Después de varios años, Irene regresó a Argentina, primero fue a Buenos Aires y luego viajó a Mendoza, junto a su pareja. La provincia suele recibir a migrantes que viajan por la vendimia y las cosechas; muchos se quedan. Fue allí, donde una vecina la alentó a retomar los estudios. “Si querés estudiar, podés”, le dijo y desechó todo lo que los otros le habían estado diciendo durante años. Con ese impulso, Irene se inscribió en una escuela para adultos y comenzó a cursar la primaria. “Estuve tres años y ahora este año estoy en la secundaria”, dice con satisfacción.
Hoy, Irene es ama de casa y cuida de sus dos hijos más pequeños, uno de ellos con discapacidad. Y aunque el día a día es exigente, sus hijos la alientan a continuar. Su hija, que también está en primer año de la secundaria, comparte con ella las tareas y las conversaciones sobre las materias que estudian. “Siempre estamos charlando de cómo hacer las tarea, si es igual o no a lo que ella hace en la escuela y lo que yo hago”, dicen. Madre e hija ahora encuentran puntos en común en sus aprendizajes, comparando materias y hablando de la importancia de la educación.
La educación como meta familiar
Basilia tenía el sueño de estudiar para ser enfermera o policía. Pero un embarazo a los 15 le interrumpió estudios. Su mamá la decía que siguiera estudiando, “Pero tuve a mi nena y no quería dejarla sola”, dice.
Basilia también es boliviana. Y cuando llegó a la Argentina, sintió nuevamente el impulso de terminar la secundaria. Pero ahora, la barrera tomó la forma de un miedo a volver muy tarde en la oscuridad cuando saliera de la escuela nocturna. Le costó, pero pudo superar ese temor y empezó a preguntar cómo podía hacer para terminar el último año de secundaria. “La maestra Etelvina —la nombra con cariño— me dijo que tenía que hacer un trámite”, dice. Los trámites burocráticos la llevaron de vuelta a Bolivia, donde, después de un largo proceso entre Santa Cruz y Potosí, logró obtener los documentos para revalidar sus estudios. Aquí tuvo que comenzar desde el primer año, pero no lo sintió como una carga. “Me costaba empezar de vuelta”, dice, “pero mi marido me apoya”.

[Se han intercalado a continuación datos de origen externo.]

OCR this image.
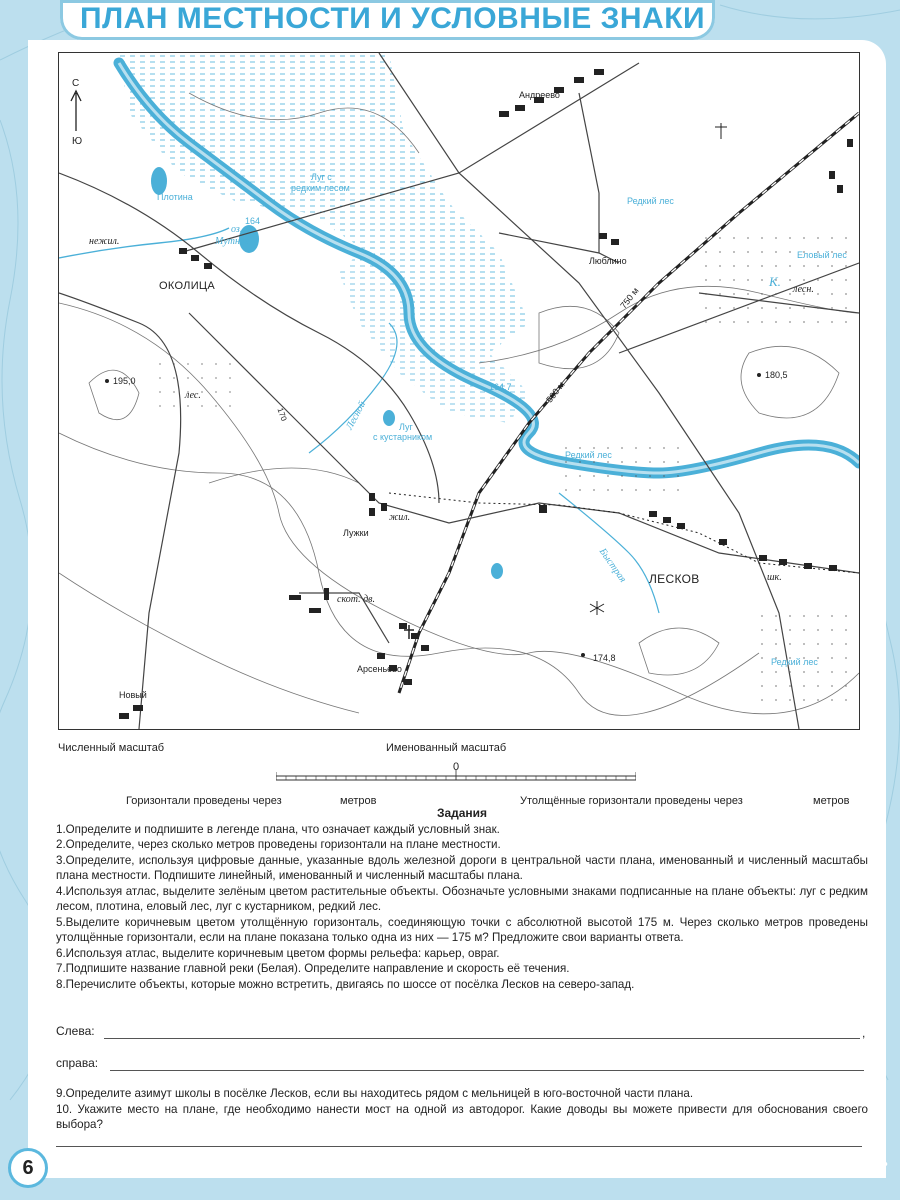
ПЛАН МЕСТНОСТИ И УСЛОВНЫЕ ЗНАКИ
С
Ю
Андреево
Люблино
ОКОЛИЦА
нежил.
Плотина
оз.
Мутное
164
Луг с
редким лесом
Редкий лес
Еловый лес
К.
лесн.
750 м
500 м
195,0
180,5
164,7
174,8
лес.
170	Лесной	Луг
с кустарником
Редкий лес
Лужки
жил.
Быстрая ЛЕСКОВ	шк.
скот. дв.
Арсеньево
Новый
Редкий лес
Численный масштаб	Именованный масштаб
0
Горизонтали проведены через	метров	Утолщённые горизонтали проведены через	метров
Задания
1.Определите и подпишите в легенде плана, что означает каждый условный знак.
2.Определите, через сколько метров проведены горизонтали на плане местности.
3.Определите, используя цифровые данные, указанные вдоль железной дороги в центральной части плана, именованный и численный масштабы плана местности. Подпишите линейный, именованный и численный масштабы плана.
4.Используя атлас, выделите зелёным цветом растительные объекты. Обозначьте условными знаками подписанные на плане объекты: луг с редким лесом, плотина, еловый лес, луг с кустарником, редкий лес.
5.Выделите коричневым цветом утолщённую горизонталь, соединяющую точки с абсолютной высотой 175 м. Через сколько метров проведены утолщённые горизонтали, если на плане показана только одна из них — 175 м? Предложите свои варианты ответа.
6.Используя атлас, выделите коричневым цветом формы рельефа: карьер, овраг.
7.Подпишите название главной реки (Белая). Определите направление и скорость её течения.
8.Перечислите объекты, которые можно встретить, двигаясь по шоссе от посёлка Лесков на северо-запад.
Слева:	,
справа:
9.Определите азимут школы в посёлке Лесков, если вы находитесь рядом с мельницей в юго-восточной части плана.
10. Укажите место на плане, где необходимо нанести мост на одной из автодорог. Какие доводы вы можете привести для обоснования своего выбора?
6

Basilia no estudia sola. En casa, comparte el escritorio con sus hijas, que están en primero y tercero de primaria. Juntas se sientan a hacer las tareas y a resolver dudas. “Nos ponemos a estudiar en el escritorio”, dice. Para ella, retomar los estudios ha sido un desafío, pero también una oportunidad de fortalecer la relación con sus hijas. “Es difícil empezar de nuevo, pero seguimos adelante”, concluye con determinación.